Leprest a-t-il eu « le temps de finir la bouteille » ? Le chanteur français âgé de 57 ans, s’est donné la mort lundi 15 août à Antraigues (Ardèche) où il était en vacances et avait été l’invité d’honneur du festival Jean-Ferrat organisé dans la commune mi-juillet.
« Le temps de finir la bouteille / J’aurai rallumé un soleil / J’aurai réchauffé une étoile / J’aurai reprisé une voile / J’aurai arraché des bras maigres / De leurs destins mille enfants nègres / En moins de deux, j’aurai repeint / En bleu le coeur de la putain / J’aurai renfanté mes parents / J’aurai peint l’avenir moins grand / Et fait la vieillesse moins vieille / Le temps de finir la bouteille … » (« Le temps de finir la bouteille« )

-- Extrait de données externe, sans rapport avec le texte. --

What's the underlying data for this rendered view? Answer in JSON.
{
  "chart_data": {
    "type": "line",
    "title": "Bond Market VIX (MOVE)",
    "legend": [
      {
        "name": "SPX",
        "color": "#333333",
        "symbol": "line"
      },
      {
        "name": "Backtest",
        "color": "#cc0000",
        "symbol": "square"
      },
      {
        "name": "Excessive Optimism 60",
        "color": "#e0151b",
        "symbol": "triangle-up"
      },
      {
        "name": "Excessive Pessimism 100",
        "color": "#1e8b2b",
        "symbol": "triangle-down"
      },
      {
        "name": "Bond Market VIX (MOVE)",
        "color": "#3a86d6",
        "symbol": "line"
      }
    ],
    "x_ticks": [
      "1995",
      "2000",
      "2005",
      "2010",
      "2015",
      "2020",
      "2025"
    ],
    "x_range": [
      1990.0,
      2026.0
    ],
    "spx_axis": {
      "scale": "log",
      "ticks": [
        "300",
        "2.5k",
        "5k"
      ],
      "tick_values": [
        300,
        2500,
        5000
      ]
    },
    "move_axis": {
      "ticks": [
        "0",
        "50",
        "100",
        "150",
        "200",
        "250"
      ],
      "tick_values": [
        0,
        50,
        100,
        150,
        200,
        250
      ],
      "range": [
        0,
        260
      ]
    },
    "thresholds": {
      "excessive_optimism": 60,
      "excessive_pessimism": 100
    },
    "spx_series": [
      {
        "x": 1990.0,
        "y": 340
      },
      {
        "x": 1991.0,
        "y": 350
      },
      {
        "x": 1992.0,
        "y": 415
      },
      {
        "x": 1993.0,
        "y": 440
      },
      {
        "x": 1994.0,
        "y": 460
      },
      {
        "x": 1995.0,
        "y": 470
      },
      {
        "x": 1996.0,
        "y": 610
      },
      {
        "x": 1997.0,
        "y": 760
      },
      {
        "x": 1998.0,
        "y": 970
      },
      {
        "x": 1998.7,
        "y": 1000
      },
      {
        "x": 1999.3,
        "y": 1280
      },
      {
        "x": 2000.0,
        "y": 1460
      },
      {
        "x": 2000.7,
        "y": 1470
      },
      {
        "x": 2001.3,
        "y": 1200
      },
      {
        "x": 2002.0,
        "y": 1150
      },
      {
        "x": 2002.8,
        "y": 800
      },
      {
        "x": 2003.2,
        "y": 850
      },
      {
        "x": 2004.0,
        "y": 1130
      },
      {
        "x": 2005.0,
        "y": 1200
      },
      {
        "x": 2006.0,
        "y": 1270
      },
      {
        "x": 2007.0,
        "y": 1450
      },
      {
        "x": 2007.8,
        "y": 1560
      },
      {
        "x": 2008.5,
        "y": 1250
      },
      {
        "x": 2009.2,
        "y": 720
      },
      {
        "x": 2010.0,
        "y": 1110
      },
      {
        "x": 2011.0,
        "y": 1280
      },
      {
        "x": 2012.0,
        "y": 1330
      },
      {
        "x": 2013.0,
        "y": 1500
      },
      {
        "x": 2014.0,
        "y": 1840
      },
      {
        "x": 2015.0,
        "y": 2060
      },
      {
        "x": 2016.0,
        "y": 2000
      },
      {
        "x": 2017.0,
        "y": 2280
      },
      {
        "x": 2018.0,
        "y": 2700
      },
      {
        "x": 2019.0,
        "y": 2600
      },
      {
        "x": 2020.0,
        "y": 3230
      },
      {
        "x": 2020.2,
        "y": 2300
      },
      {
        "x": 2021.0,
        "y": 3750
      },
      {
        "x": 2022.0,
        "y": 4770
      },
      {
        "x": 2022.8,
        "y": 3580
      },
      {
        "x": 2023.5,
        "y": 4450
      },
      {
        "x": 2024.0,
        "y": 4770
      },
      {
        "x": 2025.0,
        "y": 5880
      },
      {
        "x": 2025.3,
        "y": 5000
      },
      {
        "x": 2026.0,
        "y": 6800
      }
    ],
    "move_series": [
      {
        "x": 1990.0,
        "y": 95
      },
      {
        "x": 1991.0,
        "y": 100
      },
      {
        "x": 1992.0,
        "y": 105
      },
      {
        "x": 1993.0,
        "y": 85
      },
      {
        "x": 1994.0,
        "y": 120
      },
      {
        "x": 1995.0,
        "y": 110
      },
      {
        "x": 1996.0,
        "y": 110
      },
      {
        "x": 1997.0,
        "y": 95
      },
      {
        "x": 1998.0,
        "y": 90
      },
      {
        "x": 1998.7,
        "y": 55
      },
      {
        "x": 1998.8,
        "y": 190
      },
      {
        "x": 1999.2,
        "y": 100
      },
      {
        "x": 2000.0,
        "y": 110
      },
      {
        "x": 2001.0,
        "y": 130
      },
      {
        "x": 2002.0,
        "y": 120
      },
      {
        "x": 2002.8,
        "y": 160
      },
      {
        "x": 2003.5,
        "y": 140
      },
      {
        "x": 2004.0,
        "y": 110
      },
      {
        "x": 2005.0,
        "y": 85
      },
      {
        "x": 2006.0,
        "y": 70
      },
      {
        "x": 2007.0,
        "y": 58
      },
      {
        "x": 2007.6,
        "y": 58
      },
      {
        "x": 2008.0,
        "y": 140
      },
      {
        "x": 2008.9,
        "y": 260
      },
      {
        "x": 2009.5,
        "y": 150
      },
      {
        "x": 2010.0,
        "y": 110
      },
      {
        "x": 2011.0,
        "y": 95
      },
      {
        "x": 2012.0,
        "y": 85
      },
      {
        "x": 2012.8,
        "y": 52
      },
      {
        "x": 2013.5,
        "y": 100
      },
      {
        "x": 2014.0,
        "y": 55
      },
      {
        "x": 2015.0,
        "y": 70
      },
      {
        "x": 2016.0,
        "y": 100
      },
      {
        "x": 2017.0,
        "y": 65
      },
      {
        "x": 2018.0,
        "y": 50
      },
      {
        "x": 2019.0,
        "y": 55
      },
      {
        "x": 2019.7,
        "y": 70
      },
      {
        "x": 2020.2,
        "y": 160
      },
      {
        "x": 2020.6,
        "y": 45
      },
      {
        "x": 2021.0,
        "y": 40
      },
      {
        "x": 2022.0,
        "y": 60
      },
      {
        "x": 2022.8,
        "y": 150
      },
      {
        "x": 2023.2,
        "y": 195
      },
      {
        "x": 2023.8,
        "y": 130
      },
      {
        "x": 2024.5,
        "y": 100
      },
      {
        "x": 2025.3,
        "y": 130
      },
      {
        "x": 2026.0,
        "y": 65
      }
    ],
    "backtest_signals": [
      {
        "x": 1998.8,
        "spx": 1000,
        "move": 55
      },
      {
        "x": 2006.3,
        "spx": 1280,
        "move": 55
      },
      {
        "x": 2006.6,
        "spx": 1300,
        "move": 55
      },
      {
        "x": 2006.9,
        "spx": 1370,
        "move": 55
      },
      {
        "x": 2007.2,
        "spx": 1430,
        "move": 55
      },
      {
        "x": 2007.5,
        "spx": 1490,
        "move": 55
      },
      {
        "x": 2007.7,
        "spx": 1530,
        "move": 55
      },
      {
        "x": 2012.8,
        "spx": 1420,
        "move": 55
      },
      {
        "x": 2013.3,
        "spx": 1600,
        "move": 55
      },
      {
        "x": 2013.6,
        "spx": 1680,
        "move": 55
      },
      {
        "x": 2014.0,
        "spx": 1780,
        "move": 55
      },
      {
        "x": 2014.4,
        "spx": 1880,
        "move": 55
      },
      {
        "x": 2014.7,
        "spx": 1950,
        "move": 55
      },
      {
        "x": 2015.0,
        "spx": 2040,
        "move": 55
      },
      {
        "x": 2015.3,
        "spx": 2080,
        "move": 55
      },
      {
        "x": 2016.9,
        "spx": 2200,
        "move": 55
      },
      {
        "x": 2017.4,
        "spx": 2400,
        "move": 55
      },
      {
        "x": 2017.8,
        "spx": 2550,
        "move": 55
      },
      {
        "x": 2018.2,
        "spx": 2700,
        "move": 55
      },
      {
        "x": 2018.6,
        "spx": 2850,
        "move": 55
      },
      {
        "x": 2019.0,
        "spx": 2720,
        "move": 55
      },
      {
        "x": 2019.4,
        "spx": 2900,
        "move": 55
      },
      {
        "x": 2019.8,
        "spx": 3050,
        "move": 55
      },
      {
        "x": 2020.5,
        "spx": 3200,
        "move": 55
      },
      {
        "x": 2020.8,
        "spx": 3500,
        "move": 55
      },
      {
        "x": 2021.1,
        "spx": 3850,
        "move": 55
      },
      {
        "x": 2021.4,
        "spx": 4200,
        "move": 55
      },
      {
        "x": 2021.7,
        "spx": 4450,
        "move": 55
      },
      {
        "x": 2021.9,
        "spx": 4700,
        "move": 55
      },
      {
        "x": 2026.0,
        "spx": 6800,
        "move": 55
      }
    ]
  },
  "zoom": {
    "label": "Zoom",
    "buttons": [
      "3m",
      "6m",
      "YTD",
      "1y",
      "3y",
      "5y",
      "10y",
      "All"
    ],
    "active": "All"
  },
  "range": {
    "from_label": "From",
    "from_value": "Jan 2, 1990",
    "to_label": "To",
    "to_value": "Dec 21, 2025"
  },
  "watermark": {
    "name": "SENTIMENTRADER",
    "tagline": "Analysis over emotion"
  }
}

« Connaît-on encore Leprest ? » se demandait-il dans « Donne-moi de mes nouvelles« . Inconnu des Michel Drucker, Patrick Sébastien et autre Nagui, il était très apprécié dans le monde musical. En 1985, au Printemps de Bourges, l’artiste se révèle au grand public et dans la foulée sort en 1986 son premier album intitulé “Mec”. « Mec, tu dis jamais rien… »Il écrira ensuite pour d’autres chanteurs comme Isabelle Aubret, Juliette Gréco ou Romain Didier. C’est avec ce dernier que se noue une grande amitié et une collaboration qui ne cessa pas. Les musiques étaient signées Romain Didier, les paroles Allain Leprest. Après le succès de ses débuts, il ne rechercha pas la télévision ou le star système. « Connaît-on encore Leprest ? / Fait-il encore des chansons ? / Les mots vont, les écrits restent / Souvent sous les paillassons… » (« Donne-moi de mes nouvelles ») Il avait choisi plus ou moins délibérément de chanter en marge, et ce « Y’a rien qui s’passe« .
De son vivant, l’hommage de la profession se fit avec l’album « Chez Leprest » (2007) qui est un disque de reprises par Olivia Ruiz, Daniel Lavoie, Sanseverino, Michel Fugain, Nilda Fernandez, Jacques Higelin, Enzo Enzo, Loïc Lantoine, Hervé Vilard, Jamait, Mon Côté Punk, etc. Il était également admiré de Jean Ferrat et de Claude Nougaro notamment.
La retraite au flambeau. Dans sa chanson « la retraite », il disait « Salut la paresse des jours / J’avais hâte de te connaître… » Mais il ne connaîtra pas la retraite. C’est d’abord d’un cancer du poumon qu’il a failli partir. Il fumait beaucoup, ce qui rendit sa voix éraillée. Il chanta un hommage à la Gitane : « O belle brune qui se fume / Dans ce siècle où tout se consume / Entre nos doigts jaunes et se jette / O toi qui portera mon deuil / Demain couché dans le cercueil / De mon étui de cigarettes… »
Communiste et athée : « Je ne te salue pas / Toi qui vis dans les cieux / Athée, j’habite en bas / De ton toit prétentieux / En fumeur de havane / Gros beauf qui te pavanes / Au milieu des charniers / Avec tes dobermans / Je ne te salue pas / Toi qui te crois mon Dieu » (Je ne te salue pas). Leprest fréquentait Ferrat (qui lui composa la musique de « J’ai peur« ) et les fêtes de l’Huma. Révolté il l’était aussi, consacrant sa plume aux Mozart qu’on assassine (« C’est peut-être« ), aux « SDF« , aux putes et aux accidentés de l’existence, particulièrement ceux qui échouent dans les bistrots.
Un dernier message : celui qu’il aurait pu s’adresser à lui-même : « Même dans les chansons cons y a des trucs qu’on dit pas / Qu’c’est moche quand t’es parti ou qu’je t’aime par exemple / Ça j’te d’l’rai jamais, j’te l’dirai pas, mais presque, mec… »
Ou bien alors « Nu j’ai vécu nu / Naufragé de naissance / Sur l’île de malenfance / Dont nul n’est revenu » et nu je suis parti… Sa « malenfance », il l’avait vécue à Mont Saint-Aignan, près de Rouen. Il en fit même une chanson.
On pourrait encore ajouter que sa vie ne fut pas « Une valse pour rien » (sur cette vidéo avec sa fille Fantine).